Let $$1<p<\infty$$ , let q be the conjugate index of p, and let $$\omega$$ be an almost monotone algebra weight on $$\mathbb Z$$ . Let f be a complex valued continuous function on the unit circle such that Fourier series of f is p-th power $$\omega$$ -absolutely convergent, i.e., $$\sum _{n\in {\mathbb {Z}}}|{\widehat{f}}(n)|^p \omega (n)^p<\infty$$ . If f is nowhere vanishing, then there is an almost monotone algebra weight $$\nu$$ on $${\mathbb {Z}}$$ such that $$\nu \le K\omega$$ for some $$K>0$$ and the Fourier series of $$\frac{1}{f}$$ is p-th power $$\nu$$ -absolutely convergent.

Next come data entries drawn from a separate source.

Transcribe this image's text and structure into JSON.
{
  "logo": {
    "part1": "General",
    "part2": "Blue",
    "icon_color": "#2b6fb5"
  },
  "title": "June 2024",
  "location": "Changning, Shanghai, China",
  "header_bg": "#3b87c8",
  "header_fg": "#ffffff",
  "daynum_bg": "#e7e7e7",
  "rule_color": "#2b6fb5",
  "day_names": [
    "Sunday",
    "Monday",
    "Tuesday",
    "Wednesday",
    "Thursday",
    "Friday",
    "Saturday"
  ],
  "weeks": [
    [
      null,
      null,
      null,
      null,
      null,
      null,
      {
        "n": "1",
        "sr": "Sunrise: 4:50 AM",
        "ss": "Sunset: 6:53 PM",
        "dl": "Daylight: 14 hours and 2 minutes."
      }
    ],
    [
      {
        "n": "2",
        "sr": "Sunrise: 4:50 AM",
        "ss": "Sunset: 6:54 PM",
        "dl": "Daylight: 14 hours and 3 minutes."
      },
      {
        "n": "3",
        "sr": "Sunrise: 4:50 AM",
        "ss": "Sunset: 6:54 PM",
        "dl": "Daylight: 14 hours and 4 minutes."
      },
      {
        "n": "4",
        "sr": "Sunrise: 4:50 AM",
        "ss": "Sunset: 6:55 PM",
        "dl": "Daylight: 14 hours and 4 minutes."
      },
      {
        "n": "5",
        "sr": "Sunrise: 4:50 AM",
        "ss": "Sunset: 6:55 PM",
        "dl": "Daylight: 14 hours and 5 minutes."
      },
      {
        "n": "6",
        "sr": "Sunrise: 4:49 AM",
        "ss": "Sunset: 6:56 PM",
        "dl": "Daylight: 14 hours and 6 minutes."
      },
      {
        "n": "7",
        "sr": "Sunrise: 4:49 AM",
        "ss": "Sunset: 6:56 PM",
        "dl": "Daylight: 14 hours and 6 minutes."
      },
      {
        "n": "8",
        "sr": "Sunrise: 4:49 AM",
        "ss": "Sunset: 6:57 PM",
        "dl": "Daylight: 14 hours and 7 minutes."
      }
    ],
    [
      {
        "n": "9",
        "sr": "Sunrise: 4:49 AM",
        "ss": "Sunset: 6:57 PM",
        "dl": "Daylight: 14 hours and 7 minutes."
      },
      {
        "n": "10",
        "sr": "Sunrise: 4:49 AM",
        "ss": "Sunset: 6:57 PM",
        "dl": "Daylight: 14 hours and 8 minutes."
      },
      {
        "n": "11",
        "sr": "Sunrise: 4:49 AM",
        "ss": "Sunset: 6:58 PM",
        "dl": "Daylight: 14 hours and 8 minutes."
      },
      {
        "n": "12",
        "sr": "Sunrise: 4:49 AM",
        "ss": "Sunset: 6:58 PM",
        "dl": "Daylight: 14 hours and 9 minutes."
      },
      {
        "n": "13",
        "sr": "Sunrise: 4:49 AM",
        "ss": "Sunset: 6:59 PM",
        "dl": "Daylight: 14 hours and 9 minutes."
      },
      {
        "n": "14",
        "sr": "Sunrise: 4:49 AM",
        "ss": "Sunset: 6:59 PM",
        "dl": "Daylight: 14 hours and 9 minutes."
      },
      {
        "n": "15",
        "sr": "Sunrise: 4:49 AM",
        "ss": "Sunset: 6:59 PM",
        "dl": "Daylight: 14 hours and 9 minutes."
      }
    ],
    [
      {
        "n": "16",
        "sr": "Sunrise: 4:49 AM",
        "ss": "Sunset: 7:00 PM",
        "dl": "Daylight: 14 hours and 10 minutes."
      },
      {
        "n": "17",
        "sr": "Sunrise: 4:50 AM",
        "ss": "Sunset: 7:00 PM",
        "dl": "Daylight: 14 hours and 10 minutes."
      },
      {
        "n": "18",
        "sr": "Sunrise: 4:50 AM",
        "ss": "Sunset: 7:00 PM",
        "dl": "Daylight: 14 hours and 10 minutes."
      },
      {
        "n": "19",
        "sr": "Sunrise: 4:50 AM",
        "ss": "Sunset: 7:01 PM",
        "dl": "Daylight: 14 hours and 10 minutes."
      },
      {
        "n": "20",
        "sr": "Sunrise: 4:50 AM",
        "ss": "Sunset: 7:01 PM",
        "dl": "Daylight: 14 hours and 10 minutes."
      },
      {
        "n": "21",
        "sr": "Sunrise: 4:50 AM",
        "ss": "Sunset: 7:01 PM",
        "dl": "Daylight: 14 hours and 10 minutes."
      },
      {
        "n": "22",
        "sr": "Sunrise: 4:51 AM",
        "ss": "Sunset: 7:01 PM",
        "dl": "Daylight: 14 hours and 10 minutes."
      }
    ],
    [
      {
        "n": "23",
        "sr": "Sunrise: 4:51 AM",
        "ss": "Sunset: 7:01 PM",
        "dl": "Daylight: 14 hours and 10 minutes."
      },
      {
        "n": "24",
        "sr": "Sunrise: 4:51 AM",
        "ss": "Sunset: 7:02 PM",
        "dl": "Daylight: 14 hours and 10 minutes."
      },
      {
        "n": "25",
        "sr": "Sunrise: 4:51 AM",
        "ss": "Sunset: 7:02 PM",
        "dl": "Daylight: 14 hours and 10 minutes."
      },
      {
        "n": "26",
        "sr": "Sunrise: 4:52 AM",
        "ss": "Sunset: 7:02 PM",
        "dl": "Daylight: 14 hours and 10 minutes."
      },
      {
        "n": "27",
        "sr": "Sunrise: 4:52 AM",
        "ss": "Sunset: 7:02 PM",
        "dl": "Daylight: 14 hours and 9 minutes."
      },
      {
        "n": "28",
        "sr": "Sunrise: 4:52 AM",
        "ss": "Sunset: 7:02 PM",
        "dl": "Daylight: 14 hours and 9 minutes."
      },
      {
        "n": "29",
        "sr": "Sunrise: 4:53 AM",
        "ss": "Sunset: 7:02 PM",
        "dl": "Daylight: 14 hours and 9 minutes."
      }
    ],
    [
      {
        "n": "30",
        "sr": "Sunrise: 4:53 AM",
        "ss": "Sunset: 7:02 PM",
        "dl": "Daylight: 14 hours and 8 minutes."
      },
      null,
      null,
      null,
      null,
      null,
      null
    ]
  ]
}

If $$\varphi$$ is holomorphic on the range of f, then there exists an almost monotone algebra weight $$\chi$$ on $${\mathbb {Z}}$$ such that $$\chi \le K\omega$$ for some constant $$K>0$$ and the Fourier series of $$\varphi \circ f$$ is p-th power $$\chi$$ -absolutely convergent. This gives p-th power analogue of a Theorem by Bhatt and Dedania; and rectifies Theorems of Kinani and Bouchikhi.